High‐Performance CO<sub>2</sub> Capture from Air by Harnessing the Power of CaO‐ and Superbase‐Ionic‐Liquid‐Engineered Sorbents
Debabrata Moitra, Narges Mokhtarinori, Kevin M. Siniard, Liqi Qiu, Juntian Fan, Zhun Dong, Wenda Hu, Hongjun Liu, De‐en Jiang, Hongfei Lin, Jian Zhi Hu, Meijia Li, Zhenzhen Yang, Sheng Dai
Abstract
Abstract Direct air capture (DAC) of CO 2 by solid porous materials represents an attractive “negative emission” technology. However, state‐of‐the‐art sorbents based on supported amines still suffer from unsolved high energy consumption and stability issues. Herein, taking clues from the CO 2 interaction with superbase‐derived ionic liquids (SILs), high‐performance and tunable sorbents in DAC of CO 2 was developed by harnessing the power of CaO‐ and SIL‐engineered sorbents. Deploying mesoporous silica as the substrate, a thin CaO layer was first introduced to consume the surface‐OH groups, and then active sites with different basicities (e. g., triazolate and imidazolate) were introduced as a uniformly distributed thin layer. The as‐obtained sorbents displayed high CO 2 uptake capacity via volumetric (at 0.4 mbar) and breakthrough test (400 ppm CO 2 source), rapid interaction kinetics, facile CO 2 releasing, and stable sorption/desorption cycles.

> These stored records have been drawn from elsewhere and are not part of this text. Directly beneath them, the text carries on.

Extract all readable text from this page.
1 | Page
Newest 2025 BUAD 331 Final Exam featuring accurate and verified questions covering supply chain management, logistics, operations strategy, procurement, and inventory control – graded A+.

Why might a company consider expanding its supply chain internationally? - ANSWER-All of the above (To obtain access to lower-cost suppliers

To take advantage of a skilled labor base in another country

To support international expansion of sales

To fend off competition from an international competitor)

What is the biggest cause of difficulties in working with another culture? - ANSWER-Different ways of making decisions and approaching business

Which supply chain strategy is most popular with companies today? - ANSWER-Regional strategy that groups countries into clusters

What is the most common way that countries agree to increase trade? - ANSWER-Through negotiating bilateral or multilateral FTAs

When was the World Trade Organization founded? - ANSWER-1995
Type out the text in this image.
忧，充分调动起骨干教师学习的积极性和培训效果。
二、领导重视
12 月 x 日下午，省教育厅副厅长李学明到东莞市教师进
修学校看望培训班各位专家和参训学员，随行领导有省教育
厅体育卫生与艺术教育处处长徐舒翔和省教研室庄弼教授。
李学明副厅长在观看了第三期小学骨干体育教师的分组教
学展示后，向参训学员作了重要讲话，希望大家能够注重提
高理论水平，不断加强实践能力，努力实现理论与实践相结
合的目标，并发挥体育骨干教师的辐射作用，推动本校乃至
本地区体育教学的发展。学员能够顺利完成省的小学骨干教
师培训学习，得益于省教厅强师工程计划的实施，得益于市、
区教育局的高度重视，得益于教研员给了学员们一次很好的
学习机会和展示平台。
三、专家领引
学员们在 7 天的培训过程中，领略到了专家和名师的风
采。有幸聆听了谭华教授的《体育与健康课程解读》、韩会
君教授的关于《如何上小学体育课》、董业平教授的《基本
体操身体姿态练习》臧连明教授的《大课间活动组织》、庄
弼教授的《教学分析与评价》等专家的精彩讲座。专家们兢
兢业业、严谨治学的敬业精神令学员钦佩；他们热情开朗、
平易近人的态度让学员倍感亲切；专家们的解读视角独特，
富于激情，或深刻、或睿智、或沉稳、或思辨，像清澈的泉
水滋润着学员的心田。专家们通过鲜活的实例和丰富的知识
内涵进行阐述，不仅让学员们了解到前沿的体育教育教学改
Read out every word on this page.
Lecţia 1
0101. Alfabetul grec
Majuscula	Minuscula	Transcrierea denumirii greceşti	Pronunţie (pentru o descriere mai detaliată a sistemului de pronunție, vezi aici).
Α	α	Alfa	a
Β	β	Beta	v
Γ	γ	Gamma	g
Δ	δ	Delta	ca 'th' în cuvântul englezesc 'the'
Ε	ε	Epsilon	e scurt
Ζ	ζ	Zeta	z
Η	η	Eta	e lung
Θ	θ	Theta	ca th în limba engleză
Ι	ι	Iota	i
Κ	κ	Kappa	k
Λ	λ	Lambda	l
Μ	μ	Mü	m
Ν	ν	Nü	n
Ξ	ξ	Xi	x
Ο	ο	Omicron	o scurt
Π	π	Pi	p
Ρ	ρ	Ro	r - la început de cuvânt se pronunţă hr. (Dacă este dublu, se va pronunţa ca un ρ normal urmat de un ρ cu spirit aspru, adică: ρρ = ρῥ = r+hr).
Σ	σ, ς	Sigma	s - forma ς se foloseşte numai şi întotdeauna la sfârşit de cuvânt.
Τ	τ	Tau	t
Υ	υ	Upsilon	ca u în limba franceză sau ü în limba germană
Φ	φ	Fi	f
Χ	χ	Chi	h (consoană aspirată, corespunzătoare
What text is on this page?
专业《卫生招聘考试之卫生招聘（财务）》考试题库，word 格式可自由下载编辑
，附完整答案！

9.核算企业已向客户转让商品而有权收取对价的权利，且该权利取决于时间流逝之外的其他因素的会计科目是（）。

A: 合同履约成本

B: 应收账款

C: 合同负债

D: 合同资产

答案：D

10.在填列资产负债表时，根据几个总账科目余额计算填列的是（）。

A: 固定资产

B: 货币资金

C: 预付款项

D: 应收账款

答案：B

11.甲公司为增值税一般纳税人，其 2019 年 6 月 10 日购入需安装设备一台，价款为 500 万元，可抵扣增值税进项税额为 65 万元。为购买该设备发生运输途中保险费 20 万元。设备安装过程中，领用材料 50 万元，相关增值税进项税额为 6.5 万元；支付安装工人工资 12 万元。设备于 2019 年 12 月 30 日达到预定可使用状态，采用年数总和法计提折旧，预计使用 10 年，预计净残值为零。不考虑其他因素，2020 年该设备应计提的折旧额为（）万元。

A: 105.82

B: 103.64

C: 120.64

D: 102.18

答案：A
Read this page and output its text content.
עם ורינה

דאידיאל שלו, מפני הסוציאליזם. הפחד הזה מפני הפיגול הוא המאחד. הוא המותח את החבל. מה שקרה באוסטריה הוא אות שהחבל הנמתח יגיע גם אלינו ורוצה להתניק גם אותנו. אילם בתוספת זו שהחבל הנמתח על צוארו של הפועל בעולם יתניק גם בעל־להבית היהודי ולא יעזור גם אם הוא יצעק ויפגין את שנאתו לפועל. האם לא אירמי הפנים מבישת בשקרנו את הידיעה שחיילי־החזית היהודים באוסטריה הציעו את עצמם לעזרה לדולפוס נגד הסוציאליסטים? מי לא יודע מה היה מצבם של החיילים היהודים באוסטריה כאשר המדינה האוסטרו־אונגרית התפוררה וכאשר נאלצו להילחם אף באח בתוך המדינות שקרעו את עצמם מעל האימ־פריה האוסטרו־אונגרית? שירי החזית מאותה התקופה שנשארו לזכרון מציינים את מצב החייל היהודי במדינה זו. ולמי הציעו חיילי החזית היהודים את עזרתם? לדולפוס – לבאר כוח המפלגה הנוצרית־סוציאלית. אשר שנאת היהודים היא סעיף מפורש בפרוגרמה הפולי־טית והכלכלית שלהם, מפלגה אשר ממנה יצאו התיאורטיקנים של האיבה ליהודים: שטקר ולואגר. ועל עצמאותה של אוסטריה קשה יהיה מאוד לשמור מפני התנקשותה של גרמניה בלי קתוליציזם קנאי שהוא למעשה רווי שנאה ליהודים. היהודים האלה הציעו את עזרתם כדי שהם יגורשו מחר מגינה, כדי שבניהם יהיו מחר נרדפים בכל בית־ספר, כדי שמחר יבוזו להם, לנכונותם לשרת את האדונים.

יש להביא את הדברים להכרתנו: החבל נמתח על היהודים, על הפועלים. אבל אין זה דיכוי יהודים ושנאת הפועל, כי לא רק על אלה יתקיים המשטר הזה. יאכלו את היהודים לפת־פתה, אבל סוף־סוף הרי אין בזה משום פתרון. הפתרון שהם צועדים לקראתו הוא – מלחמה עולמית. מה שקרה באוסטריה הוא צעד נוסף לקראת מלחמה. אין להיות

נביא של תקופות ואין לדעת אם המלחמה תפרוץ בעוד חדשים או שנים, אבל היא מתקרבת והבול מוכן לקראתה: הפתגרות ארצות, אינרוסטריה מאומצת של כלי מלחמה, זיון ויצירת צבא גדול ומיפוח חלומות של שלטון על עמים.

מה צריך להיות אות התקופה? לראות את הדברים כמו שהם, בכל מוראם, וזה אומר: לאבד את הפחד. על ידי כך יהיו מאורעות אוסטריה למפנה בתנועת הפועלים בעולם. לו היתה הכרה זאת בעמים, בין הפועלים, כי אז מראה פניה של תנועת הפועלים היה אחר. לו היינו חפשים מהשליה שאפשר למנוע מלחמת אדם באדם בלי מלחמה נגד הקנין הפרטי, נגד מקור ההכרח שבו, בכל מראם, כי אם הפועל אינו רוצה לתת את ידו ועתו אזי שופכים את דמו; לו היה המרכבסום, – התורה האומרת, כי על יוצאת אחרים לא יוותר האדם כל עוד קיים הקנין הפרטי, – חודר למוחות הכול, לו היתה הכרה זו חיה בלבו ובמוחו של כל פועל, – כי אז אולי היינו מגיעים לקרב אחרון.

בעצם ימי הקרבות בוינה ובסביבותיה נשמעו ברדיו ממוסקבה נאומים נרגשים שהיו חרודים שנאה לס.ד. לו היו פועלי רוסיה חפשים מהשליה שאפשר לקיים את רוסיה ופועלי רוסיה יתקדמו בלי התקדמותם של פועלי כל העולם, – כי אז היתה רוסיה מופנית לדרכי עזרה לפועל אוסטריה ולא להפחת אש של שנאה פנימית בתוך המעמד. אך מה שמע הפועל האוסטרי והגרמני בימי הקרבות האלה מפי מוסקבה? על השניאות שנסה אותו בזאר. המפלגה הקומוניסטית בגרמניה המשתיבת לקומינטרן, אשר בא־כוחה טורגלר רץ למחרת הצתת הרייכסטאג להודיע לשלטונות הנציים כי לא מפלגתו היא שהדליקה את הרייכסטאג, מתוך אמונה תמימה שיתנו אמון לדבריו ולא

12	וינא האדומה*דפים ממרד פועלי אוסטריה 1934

Operando diffuse reflectance infrared Fourier transformation spectroscopy (DRIFTS) analysis under simulated air atmosphere and solid‐state NMR under 13 CO 2 atmosphere demonstrated the critical roles of the SIL species in low‐concentration CO 2 capture. The fundamental insights obtained in this work provide guidance on the development of high‐performance sorbents in DAC of CO 2 by leveraging the combined advantages of porous solid scaffolds and the unique features of CO 2 ‐philic ionic liquids.